Avant d'orienter sa sélection sur la caste Santa Coloma, Pablo Mayoral élevait l’ensemble du bétail en commun, fixant par la sorte les gènes des castes Vázquez et Martínez de façon indélébile. L'originalité des toros de la devise en découle, avec une origine Santa Coloma indéniable certes, mais secondée par la race vazqueña des Curro Chica, la souche Martínez se contentant de seulement quelques pigments. Pablo Mayoral Benito, fils du patriarche, était d’ailleurs un amoureux de la robe jabonera et il y eut toujours dans le troupeau des vaches de cette robe. Dans les années 1970, un étalon était même jabonero, il s’agissait de ‘Presumido', n°12.
La jeune ganadería maña fait évidemment lidier sa première novillada piquée en 2000 à Saragosse. Depuis, la ville lui accorde sa confiance. Cependant, le ganadero et ses deux fils qui l’accompagnent dans l’aventure ne sont pas pleinement satisfaits et cherchent à rafraîchir leur sang.

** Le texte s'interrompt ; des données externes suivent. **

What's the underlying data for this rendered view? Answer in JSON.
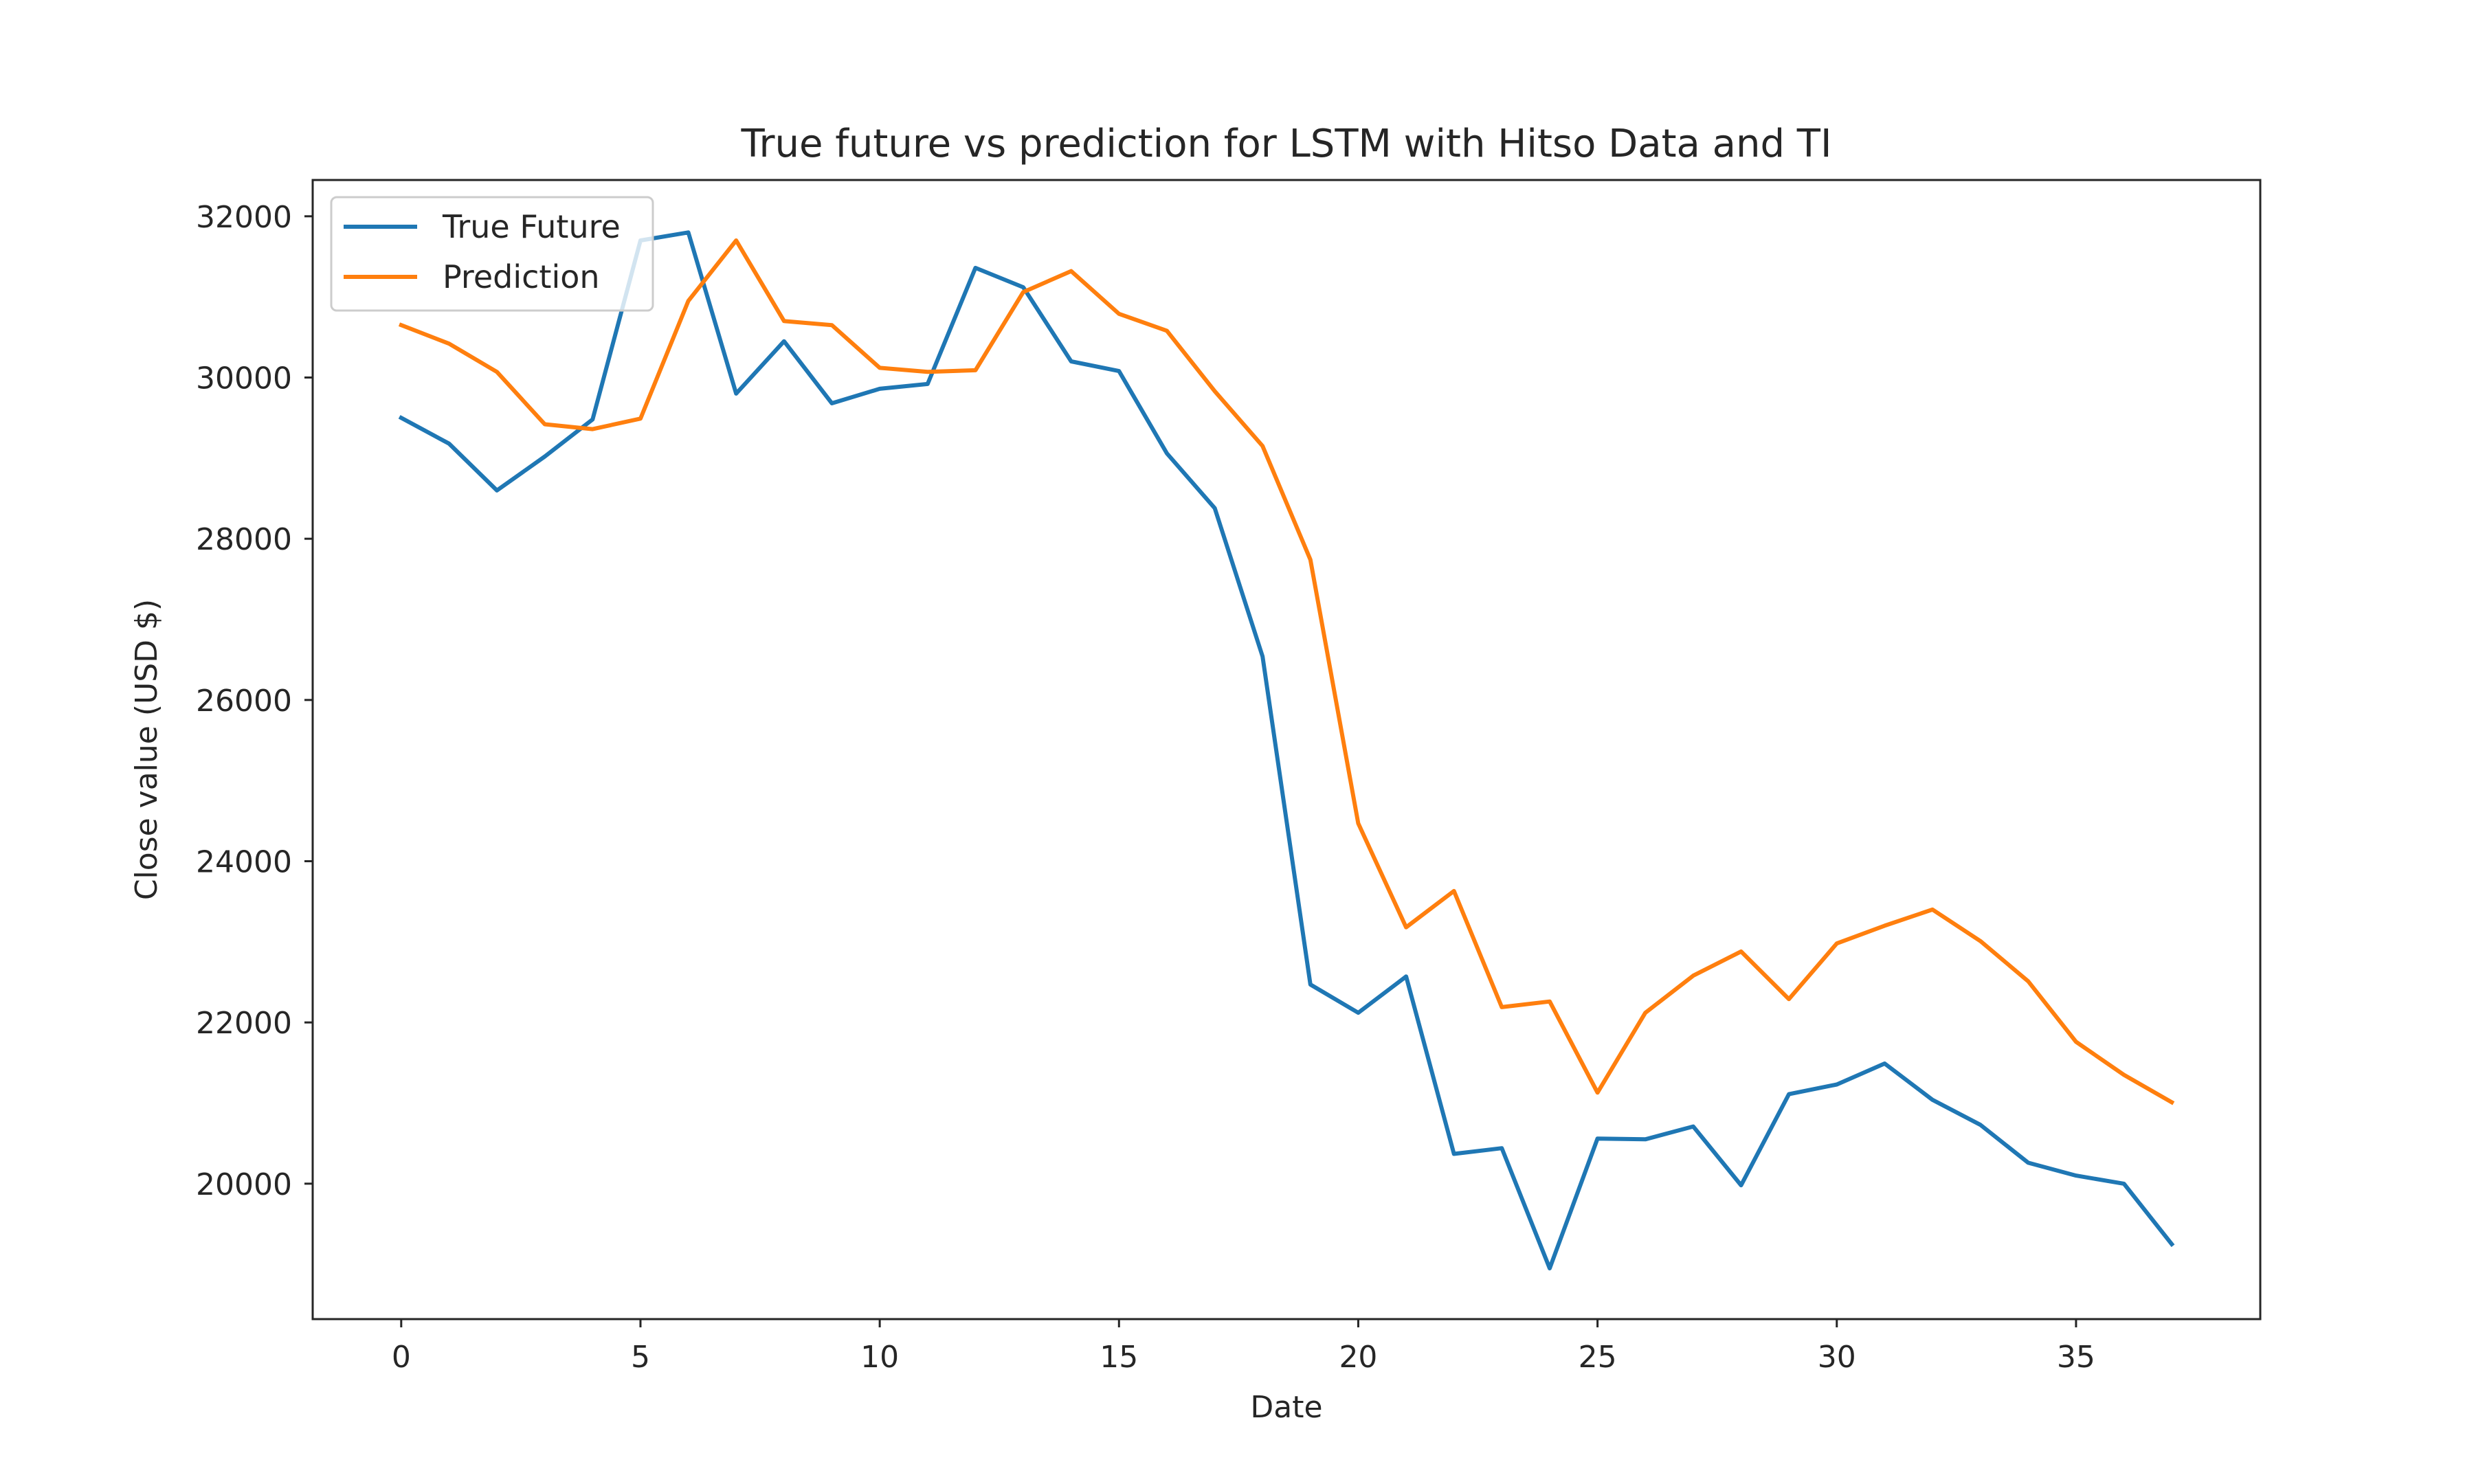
{
  "chart_data": {
    "type": "line",
    "title": "True future vs prediction for LSTM with Hitso Data and TI",
    "xlabel": "Date",
    "ylabel": "Close value (USD $)",
    "xlim": [
      -1.85,
      38.85
    ],
    "ylim": [
      18320,
      32450
    ],
    "xticks": [
      0,
      5,
      10,
      15,
      20,
      25,
      30,
      35
    ],
    "yticks": [
      20000,
      22000,
      24000,
      26000,
      28000,
      30000,
      32000
    ],
    "grid": false,
    "legend_position": "top-left",
    "x": [
      0,
      1,
      2,
      3,
      4,
      5,
      6,
      7,
      8,
      9,
      10,
      11,
      12,
      13,
      14,
      15,
      16,
      17,
      18,
      19,
      20,
      21,
      22,
      23,
      24,
      25,
      26,
      27,
      28,
      29,
      30,
      31,
      32,
      33,
      34,
      35,
      36,
      37
    ],
    "series": [
      {
        "name": "True Future",
        "color": "#1f77b4",
        "values": [
          29500,
          29180,
          28600,
          29020,
          29480,
          31700,
          31800,
          29800,
          30450,
          29680,
          29860,
          29920,
          31360,
          31120,
          30200,
          30080,
          29060,
          28380,
          26540,
          22470,
          22120,
          22570,
          20370,
          20440,
          18950,
          20560,
          20550,
          20710,
          19980,
          21110,
          21230,
          21490,
          21040,
          20730,
          20260,
          20100,
          20000,
          19250
        ]
      },
      {
        "name": "Prediction",
        "color": "#ff7f0e",
        "values": [
          30650,
          30420,
          30070,
          29420,
          29360,
          29490,
          30950,
          31700,
          30700,
          30650,
          30120,
          30070,
          30090,
          31060,
          31320,
          30790,
          30580,
          29830,
          29150,
          27740,
          24470,
          23180,
          23630,
          22190,
          22260,
          21130,
          22120,
          22580,
          22880,
          22290,
          22980,
          23200,
          23400,
          23010,
          22510,
          21760,
          21350,
          21010
        ]
      }
    ]
  }
}
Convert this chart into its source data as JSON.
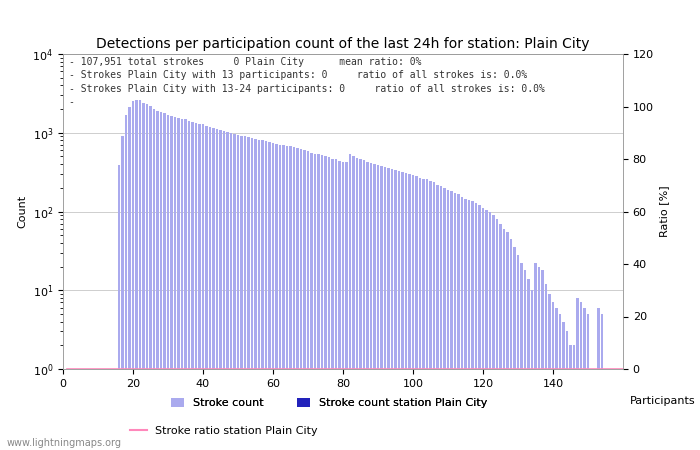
{
  "title": "Detections per participation count of the last 24h for station: Plain City",
  "xlabel": "Participants",
  "ylabel_left": "Count",
  "ylabel_right": "Ratio [%]",
  "annotation_lines": [
    "- 107,951 total strokes     0 Plain City      mean ratio: 0%",
    "- Strokes Plain City with 13 participants: 0     ratio of all strokes is: 0.0%",
    "- Strokes Plain City with 13-24 participants: 0     ratio of all strokes is: 0.0%",
    "-"
  ],
  "watermark": "www.lightningmaps.org",
  "bar_color_light": "#aaaaee",
  "bar_color_dark": "#2222bb",
  "ratio_line_color": "#ff88bb",
  "xlim": [
    0,
    160
  ],
  "ylim_log_min": 1,
  "ylim_log_max": 10000,
  "ylim_ratio_min": 0,
  "ylim_ratio_max": 120,
  "yticks_ratio": [
    0,
    20,
    40,
    60,
    80,
    100,
    120
  ],
  "xticks": [
    0,
    20,
    40,
    60,
    80,
    100,
    120,
    140
  ],
  "bar_values": [
    0,
    0,
    0,
    0,
    0,
    0,
    0,
    0,
    0,
    0,
    0,
    0,
    0,
    0,
    0,
    390,
    900,
    1700,
    2100,
    2500,
    2600,
    2600,
    2400,
    2300,
    2200,
    2000,
    1900,
    1850,
    1800,
    1700,
    1650,
    1600,
    1560,
    1500,
    1480,
    1400,
    1350,
    1320,
    1300,
    1280,
    1220,
    1180,
    1150,
    1120,
    1080,
    1050,
    1020,
    990,
    970,
    950,
    920,
    900,
    880,
    860,
    840,
    820,
    800,
    780,
    760,
    740,
    720,
    700,
    690,
    680,
    670,
    660,
    640,
    620,
    600,
    580,
    560,
    540,
    530,
    520,
    500,
    490,
    470,
    460,
    440,
    430,
    420,
    540,
    500,
    480,
    470,
    450,
    430,
    410,
    400,
    390,
    380,
    370,
    360,
    350,
    340,
    330,
    320,
    310,
    300,
    290,
    280,
    270,
    260,
    255,
    245,
    235,
    220,
    210,
    200,
    190,
    180,
    170,
    165,
    155,
    145,
    140,
    135,
    130,
    120,
    110,
    105,
    100,
    90,
    80,
    70,
    60,
    55,
    45,
    35,
    28,
    22,
    18,
    14,
    10,
    22,
    20,
    18,
    12,
    9,
    7,
    6,
    5,
    4,
    3,
    2,
    2,
    8,
    7,
    6,
    5,
    1,
    1,
    6,
    5,
    1,
    1,
    1,
    1,
    1,
    1
  ],
  "station_bar_values": [
    0,
    0,
    0,
    0,
    0,
    0,
    0,
    0,
    0,
    0,
    0,
    0,
    0,
    0,
    0,
    0,
    0,
    0,
    0,
    0,
    0,
    0,
    0,
    0,
    0,
    0,
    0,
    0,
    0,
    0,
    0,
    0,
    0,
    0,
    0,
    0,
    0,
    0,
    0,
    0,
    0,
    0,
    0,
    0,
    0,
    0,
    0,
    0,
    0,
    0,
    0,
    0,
    0,
    0,
    0,
    0,
    0,
    0,
    0,
    0,
    0,
    0,
    0,
    0,
    0,
    0,
    0,
    0,
    0,
    0,
    0,
    0,
    0,
    0,
    0,
    0,
    0,
    0,
    0,
    0,
    0,
    0,
    0,
    0,
    0,
    0,
    0,
    0,
    0,
    0,
    0,
    0,
    0,
    0,
    0,
    0,
    0,
    0,
    0,
    0,
    0,
    0,
    0,
    0,
    0,
    0,
    0,
    0,
    0,
    0,
    0,
    0,
    0,
    0,
    0,
    0,
    0,
    0,
    0,
    0,
    0,
    0,
    0,
    0,
    0,
    0,
    0,
    0,
    0,
    0,
    0,
    0,
    0,
    0,
    0,
    0,
    0,
    0,
    0,
    0,
    0,
    0,
    0,
    0,
    0,
    0,
    0,
    0,
    0,
    0,
    0,
    0,
    0,
    0,
    0,
    0,
    0,
    0,
    0,
    0
  ],
  "ratio_values": [
    0,
    0,
    0,
    0,
    0,
    0,
    0,
    0,
    0,
    0,
    0,
    0,
    0,
    0,
    0,
    0,
    0,
    0,
    0,
    0,
    0,
    0,
    0,
    0,
    0,
    0,
    0,
    0,
    0,
    0,
    0,
    0,
    0,
    0,
    0,
    0,
    0,
    0,
    0,
    0,
    0,
    0,
    0,
    0,
    0,
    0,
    0,
    0,
    0,
    0,
    0,
    0,
    0,
    0,
    0,
    0,
    0,
    0,
    0,
    0,
    0,
    0,
    0,
    0,
    0,
    0,
    0,
    0,
    0,
    0,
    0,
    0,
    0,
    0,
    0,
    0,
    0,
    0,
    0,
    0,
    0,
    0,
    0,
    0,
    0,
    0,
    0,
    0,
    0,
    0,
    0,
    0,
    0,
    0,
    0,
    0,
    0,
    0,
    0,
    0,
    0,
    0,
    0,
    0,
    0,
    0,
    0,
    0,
    0,
    0,
    0,
    0,
    0,
    0,
    0,
    0,
    0,
    0,
    0,
    0,
    0,
    0,
    0,
    0,
    0,
    0,
    0,
    0,
    0,
    0,
    0,
    0,
    0,
    0,
    0,
    0,
    0,
    0,
    0,
    0,
    0,
    0,
    0,
    0,
    0,
    0,
    0,
    0,
    0,
    0,
    0,
    0,
    0,
    0,
    0,
    0,
    0,
    0,
    0,
    0
  ],
  "grid_color": "#bbbbbb",
  "bg_color": "#ffffff",
  "title_fontsize": 10,
  "annotation_fontsize": 7,
  "axis_fontsize": 8,
  "tick_fontsize": 8,
  "watermark_fontsize": 7,
  "bar_width": 0.7
}
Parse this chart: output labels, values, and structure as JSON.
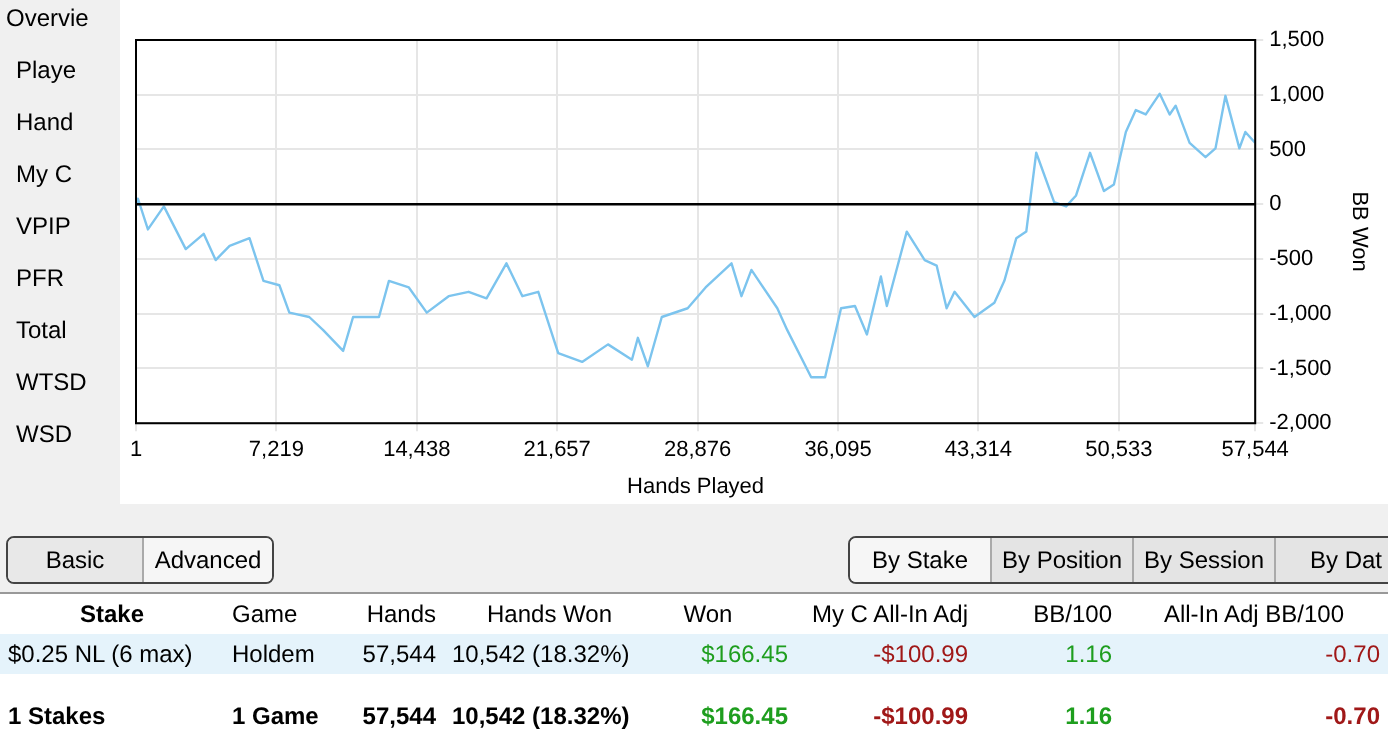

Ils y parviennent en 2007, en important 2 étalons et des vaches de Javier Buendía, du fer de Bucaré. Le mélange semble propice, les Buendía donnant une once de bravoure supplémentaire. Peu à peu, la devise monte en puissance jusqu’en 2014 où ‘Quejoso’ est grâcié à Saragosse. Une réussite ratifiée l’année suivante à Parentis où la devise fait sa présentation en France. Depuis, elle y occupe un cartel particulier, remportant successivement la corrida concours de Vic-Fezensac en 2016 et 2017. Malheureusement, la belle temporada 2016 sera endeuillée par la mort de Victor Barrio à Teruel sous la corne de ‘Lorenzo’. Malgré tous les triomphes, il y aura cependant une faute majeure en 2017 à Boujan-sur-Libron où le lot de novillos sort en piste directement du camion avec des armures indécentes. Espérons que les jeunes ganaderos se soient seulement brûlés un peu les ailes et qu’on en reste à une faute de parcours. En tout cas, les succès s'enchaînent même si on peut regretter parfois un certain manque de poder. Le 24 août 2018, l’élevage a encore franchi un cap en faisant sa présentation à Madrid.